Australia’s taxman is clamping down on cryptocurrency traders


Australia’s taxman is clamping down on cryptocurrency traders
Yessi Bello Perez
Story by

Yessi Bello Perez

Former Senior Writer, Growth Quarters

Australia is clamping down on the taxation of cryptocurrencies.

The country’s tax office is collecting bulk records from Australian cryptocurrency service providers as part of a data matching scheme to make sure traders are paying the correct amount of tax.

Data matching is an administrative and law enforcement tool whereby information from a variety of third-party sources is compiled electronically, validated, and analyzed to enable people to do things such as pre-filing their tax returns.

In its statement, the Australian Tax Office (ATO) says it is estimated that 500,000 to 1,000,000 Australians have invested in crypto-assets.

“The ATO uses third party data to improve the integrity of the tax system by identifying taxpayers who fail to disclose their income details correctly. We also use third-party data to assist taxpayers in meeting their tax obligations through pre-filling of tax returns,” said ATO’s deputy commissioner Will Day.

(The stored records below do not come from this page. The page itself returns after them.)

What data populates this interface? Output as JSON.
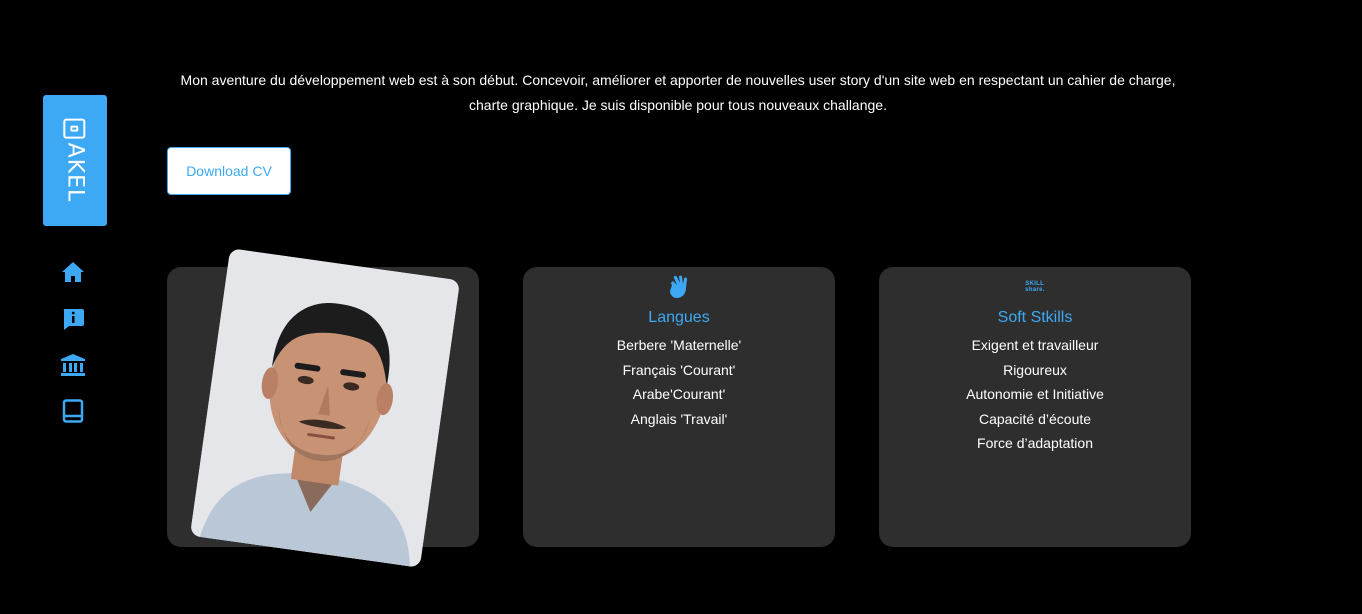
{
  "sidebar": {
    "logo_text": "AKEL",
    "logo_icon": "id-card-icon",
    "nav": [
      {
        "name": "home",
        "icon": "home-icon"
      },
      {
        "name": "about",
        "icon": "info-chat-icon"
      },
      {
        "name": "education",
        "icon": "bank-icon"
      },
      {
        "name": "portfolio",
        "icon": "book-icon"
      }
    ],
    "accent_color": "#3da9f5"
  },
  "intro": {
    "line1": "Mon aventure du développement web est à son début. Concevoir, améliorer et apporter de nouvelles user story d'un site web en respectant un cahier de charge,",
    "line2": "charte graphique. Je suis disponible pour tous nouveaux challange."
  },
  "download_cv": {
    "label": "Download CV"
  },
  "cards": {
    "photo": {
      "alt": "profile-photo"
    },
    "languages": {
      "icon": "sign-language-icon",
      "title": "Langues",
      "items": [
        "Berbere 'Maternelle'",
        "Français 'Courant'",
        "Arabe'Courant'",
        "Anglais 'Travail'"
      ]
    },
    "soft_skills": {
      "logo_line1": "SKILL",
      "logo_line2": "share.",
      "title": "Soft Stkills",
      "items": [
        "Exigent et travailleur",
        "Rigoureux",
        "Autonomie et Initiative",
        "Capacité d’écoute",
        "Force d’adaptation"
      ]
    }
  },
  "colors": {
    "background": "#000000",
    "card": "#2e2e2e",
    "accent": "#3da9f5",
    "text": "#ffffff"
  }
}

Once the matching process is complete, citizens will be notified by ATO and asked to verify the information collected, prior to compliance action being taken. They will have at least 28 days to clarify any information. “We want to help taxpayers to get it right and ensure they are paying the correct amount of tax,” Day added.

Additionally, ATO is also working on a joint international effort as part of the Joint Chiefs of Global Tax Enforcement (J5), which is seeking to investigate cryptocurrency-related tax evasion and money laundering, said Day.

In its statement, ATO said cryptocurrency and blockchain technology was seen as an enabler of existing risks.

Cryptocurrency, it noted, had been used to move funds within the black economy, and hide money offshore.

Similarly to cash, which can be pocketed and go undeclared, cryptocurrencies are difficult to tax. But with a widely covered report by the Australian Competition and Consumer Commission (ACCC) saying that fraudsters in the country earned $4.3 million with cryptocurrency scams last year, it’s hardly surprising that authorities want to strengthen their hold on the industry.

That’s not to say, of course, that the likes of Bitcoin are only used by criminals. Will cryptocurrency traders abide with the new rules? I guess we’ll have to sit, and wait.

Luckily for Australian cryptocurrency traders, KPMG announced its “Crypto Tax Estimator” tp help hodlers figure out how much tax they could owe as a result of their tradings in November last year.